Oxfam and public petition appeal to Enda Kenny to play role in creating fairer global tax system

A petition signed by 3,520 people from across the State has been sent to Leinster House calling on the Taoiseach to attend the UN’s Financing for Development conference in Ethiopia next month.

Tax campaigners from Oxfam Ireland also brought a giant boarding pass to Government buildings, asking that Enda Kenny play a role in the creation of a fairer global tax system.

UN secretary general Ban Ki-moon has called on world leaders to attend the conference in Addis Ababa where member states will discuss how to pay for the plans laid out in the Sustainable Development Goals.
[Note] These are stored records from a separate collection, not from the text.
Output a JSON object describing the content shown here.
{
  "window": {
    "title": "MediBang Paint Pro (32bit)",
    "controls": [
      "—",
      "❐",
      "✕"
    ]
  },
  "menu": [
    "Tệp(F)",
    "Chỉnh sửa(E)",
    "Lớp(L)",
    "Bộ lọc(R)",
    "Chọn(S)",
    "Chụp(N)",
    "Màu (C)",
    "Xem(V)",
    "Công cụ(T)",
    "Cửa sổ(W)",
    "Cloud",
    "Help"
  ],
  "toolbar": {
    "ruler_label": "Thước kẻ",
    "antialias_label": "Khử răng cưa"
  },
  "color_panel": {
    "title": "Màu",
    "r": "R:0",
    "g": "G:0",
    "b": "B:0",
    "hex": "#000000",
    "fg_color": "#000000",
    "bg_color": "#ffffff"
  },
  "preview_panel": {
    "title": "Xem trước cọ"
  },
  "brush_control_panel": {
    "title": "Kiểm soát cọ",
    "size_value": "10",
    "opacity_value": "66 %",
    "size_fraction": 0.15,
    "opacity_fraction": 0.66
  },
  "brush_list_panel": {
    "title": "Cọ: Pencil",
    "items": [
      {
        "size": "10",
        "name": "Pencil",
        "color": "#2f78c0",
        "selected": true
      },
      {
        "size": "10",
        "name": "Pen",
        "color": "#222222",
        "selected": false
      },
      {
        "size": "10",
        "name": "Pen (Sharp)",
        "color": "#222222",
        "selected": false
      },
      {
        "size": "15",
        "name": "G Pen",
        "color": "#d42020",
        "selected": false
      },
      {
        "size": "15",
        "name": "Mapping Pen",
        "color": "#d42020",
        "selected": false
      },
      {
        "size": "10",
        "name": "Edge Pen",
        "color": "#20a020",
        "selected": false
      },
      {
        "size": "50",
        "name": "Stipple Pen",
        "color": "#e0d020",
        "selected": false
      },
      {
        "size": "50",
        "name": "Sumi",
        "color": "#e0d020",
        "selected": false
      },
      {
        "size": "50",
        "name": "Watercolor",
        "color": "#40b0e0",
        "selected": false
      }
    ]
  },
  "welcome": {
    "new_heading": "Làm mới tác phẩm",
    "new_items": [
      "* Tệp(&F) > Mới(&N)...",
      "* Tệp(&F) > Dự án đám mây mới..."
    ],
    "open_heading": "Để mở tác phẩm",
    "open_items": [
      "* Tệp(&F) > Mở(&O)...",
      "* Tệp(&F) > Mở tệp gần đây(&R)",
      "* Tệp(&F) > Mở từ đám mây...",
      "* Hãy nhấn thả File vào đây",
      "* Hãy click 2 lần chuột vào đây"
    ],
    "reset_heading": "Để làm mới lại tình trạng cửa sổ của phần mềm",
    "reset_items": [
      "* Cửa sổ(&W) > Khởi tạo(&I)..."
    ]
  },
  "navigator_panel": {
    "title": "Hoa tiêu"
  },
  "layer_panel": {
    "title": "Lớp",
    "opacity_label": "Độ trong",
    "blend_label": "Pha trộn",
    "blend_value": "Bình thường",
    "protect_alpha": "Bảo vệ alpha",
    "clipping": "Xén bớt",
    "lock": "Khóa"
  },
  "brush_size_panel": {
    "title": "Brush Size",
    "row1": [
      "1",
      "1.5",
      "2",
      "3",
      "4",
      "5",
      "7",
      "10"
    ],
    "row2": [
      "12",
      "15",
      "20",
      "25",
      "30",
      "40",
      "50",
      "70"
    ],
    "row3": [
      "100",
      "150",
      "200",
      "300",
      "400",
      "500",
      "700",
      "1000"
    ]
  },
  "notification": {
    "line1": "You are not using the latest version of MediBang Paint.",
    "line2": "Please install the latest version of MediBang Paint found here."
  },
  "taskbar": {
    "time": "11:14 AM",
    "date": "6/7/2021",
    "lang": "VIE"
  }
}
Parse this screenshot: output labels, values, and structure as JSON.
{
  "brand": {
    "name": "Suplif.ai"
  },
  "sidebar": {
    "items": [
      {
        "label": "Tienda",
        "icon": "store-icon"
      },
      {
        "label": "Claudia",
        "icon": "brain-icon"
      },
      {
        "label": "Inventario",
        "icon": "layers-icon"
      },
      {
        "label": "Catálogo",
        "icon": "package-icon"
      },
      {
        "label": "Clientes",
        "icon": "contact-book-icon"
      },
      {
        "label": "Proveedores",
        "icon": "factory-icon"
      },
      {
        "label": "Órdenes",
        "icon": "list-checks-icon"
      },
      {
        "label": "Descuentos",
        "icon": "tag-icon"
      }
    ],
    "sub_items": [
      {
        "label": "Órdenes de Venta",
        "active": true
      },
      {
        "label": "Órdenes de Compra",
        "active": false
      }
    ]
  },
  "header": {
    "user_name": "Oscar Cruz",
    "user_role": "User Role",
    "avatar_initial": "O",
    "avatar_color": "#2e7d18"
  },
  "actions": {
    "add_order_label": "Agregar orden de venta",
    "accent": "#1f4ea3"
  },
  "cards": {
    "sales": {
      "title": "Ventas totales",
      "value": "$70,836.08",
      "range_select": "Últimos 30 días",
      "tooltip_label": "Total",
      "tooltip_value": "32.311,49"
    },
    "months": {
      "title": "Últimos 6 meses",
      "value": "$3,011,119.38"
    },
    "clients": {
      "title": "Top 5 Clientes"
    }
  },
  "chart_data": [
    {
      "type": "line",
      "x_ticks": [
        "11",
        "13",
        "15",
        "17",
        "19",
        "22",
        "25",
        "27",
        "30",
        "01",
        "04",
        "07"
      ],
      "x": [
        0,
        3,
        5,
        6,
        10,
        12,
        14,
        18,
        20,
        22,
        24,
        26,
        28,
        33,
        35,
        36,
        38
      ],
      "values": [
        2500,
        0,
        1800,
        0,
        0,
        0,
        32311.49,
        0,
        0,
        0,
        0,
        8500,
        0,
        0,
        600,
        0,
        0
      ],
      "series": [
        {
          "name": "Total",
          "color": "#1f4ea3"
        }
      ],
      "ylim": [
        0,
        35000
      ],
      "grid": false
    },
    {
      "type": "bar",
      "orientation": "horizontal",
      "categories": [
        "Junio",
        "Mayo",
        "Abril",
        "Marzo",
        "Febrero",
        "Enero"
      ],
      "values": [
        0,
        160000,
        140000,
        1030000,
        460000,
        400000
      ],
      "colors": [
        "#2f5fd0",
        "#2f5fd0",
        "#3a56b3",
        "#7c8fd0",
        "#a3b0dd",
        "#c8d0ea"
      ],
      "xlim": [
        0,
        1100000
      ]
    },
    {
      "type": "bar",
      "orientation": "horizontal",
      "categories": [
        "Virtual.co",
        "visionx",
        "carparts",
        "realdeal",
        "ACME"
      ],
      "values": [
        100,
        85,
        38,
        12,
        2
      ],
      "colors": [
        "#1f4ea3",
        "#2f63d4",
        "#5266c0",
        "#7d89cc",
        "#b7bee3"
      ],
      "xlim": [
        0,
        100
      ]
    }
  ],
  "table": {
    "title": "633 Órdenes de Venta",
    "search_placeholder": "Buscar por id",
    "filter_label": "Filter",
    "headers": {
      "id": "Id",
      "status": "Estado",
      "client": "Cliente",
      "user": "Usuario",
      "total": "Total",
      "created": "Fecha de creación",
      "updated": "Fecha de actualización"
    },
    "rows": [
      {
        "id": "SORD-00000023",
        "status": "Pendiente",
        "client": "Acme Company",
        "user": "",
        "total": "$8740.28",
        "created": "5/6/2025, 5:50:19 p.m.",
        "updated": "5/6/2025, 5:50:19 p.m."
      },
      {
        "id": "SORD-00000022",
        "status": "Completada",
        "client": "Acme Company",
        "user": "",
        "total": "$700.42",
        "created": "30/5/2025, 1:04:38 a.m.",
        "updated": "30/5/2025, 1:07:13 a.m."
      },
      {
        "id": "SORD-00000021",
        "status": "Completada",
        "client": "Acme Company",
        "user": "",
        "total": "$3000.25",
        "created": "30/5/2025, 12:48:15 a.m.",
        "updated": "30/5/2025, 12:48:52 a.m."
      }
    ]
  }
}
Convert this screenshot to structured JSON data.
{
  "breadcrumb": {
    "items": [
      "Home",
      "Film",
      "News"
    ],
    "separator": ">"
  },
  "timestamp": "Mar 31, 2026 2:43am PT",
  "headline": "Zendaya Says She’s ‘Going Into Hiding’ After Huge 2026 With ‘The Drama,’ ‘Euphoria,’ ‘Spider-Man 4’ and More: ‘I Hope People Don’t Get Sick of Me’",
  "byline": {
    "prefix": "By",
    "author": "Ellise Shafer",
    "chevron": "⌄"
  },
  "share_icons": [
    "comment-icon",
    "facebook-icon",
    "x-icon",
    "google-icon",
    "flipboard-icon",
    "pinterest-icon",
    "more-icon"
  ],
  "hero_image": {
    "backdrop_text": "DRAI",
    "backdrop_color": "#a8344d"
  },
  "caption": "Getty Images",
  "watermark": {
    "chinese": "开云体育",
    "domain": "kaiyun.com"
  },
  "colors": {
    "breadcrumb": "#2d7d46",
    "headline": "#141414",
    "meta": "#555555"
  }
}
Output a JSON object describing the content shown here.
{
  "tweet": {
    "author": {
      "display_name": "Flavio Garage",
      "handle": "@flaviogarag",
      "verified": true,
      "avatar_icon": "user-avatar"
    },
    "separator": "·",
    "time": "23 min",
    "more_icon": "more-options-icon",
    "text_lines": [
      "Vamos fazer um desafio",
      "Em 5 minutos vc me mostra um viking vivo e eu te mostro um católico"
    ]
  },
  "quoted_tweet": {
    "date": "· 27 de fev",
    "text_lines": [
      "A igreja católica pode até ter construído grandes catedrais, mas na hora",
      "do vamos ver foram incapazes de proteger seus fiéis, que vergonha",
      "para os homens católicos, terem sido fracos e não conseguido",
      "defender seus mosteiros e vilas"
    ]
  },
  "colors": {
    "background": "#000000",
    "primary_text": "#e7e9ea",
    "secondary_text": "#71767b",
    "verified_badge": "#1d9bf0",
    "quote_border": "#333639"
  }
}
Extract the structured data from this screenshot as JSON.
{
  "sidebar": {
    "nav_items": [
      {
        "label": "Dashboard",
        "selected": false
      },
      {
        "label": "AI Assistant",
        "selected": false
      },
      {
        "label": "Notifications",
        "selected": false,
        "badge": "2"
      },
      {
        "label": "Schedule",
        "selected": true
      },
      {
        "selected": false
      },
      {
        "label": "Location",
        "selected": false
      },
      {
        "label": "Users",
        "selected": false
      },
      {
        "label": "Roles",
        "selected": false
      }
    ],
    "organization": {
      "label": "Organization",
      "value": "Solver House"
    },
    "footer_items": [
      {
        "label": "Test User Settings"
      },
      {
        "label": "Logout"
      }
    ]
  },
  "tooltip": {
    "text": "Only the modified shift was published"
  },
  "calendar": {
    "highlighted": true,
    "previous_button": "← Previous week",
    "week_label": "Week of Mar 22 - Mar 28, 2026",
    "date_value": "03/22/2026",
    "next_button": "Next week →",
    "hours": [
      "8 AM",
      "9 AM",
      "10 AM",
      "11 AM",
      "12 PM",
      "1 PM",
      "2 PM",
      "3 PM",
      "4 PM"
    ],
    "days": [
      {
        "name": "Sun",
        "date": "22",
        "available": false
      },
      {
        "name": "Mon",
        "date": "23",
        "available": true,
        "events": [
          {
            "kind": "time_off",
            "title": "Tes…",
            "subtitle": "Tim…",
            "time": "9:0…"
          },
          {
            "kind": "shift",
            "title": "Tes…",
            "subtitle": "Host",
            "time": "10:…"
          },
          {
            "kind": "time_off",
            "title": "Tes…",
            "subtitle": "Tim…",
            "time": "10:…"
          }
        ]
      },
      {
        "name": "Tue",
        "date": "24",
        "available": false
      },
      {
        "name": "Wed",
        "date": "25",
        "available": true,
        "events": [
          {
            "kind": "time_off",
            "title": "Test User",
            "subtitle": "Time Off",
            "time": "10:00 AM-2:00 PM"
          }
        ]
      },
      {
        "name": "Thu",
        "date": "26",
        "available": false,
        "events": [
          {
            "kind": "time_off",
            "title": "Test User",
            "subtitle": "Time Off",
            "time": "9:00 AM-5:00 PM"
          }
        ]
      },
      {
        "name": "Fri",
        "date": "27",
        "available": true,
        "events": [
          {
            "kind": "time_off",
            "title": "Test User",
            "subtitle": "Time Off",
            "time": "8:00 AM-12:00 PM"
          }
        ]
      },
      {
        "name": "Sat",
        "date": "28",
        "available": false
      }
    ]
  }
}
However, the Taoiseach has not yet confirmed whether he will take part.

The new Sustainable Development Goals will replace the Millennium Development Goals – eight targets introduced in 2000 aimed at halving extreme poverty and hunger, achieving universal primary education, and halting the spread of HIV/Aids by 2015.

Christine McCartney from Oxfam Ireland says the financing for development talks will offer a “once-in-a-decade opportunity” to end “corporate tax dodging” and create a “fairer international tax system”.

However, she warns this will only happen if governments send their most senior representatives to Ethiopia and make a clear commitment to championing fair taxes.

The 3,520 signatures were collected over a period of four weeks as part of Oxfam’s Even it Up campaign which is calling on nations to reform their tax systems and demanding increased spending on public health and education.

Global inequality

A report released by Oxfam earlier this year found that if current trends of global inequality continue, the richest 1 per cent of people in the world will own more than 50 per cent of the world’s wealth by 2016.

“For far too long rich countries have let big companies run rings around tax rules while poor countries haven’t even had a seat at the table when tax reforms are discussed,” said Ms McCartney.

“If corporations paid tax where they make profits, then governments would raise revenues for public services, like schools and hospitals, which are vital in helping the world’s poorest escape poverty and tackle inequality.”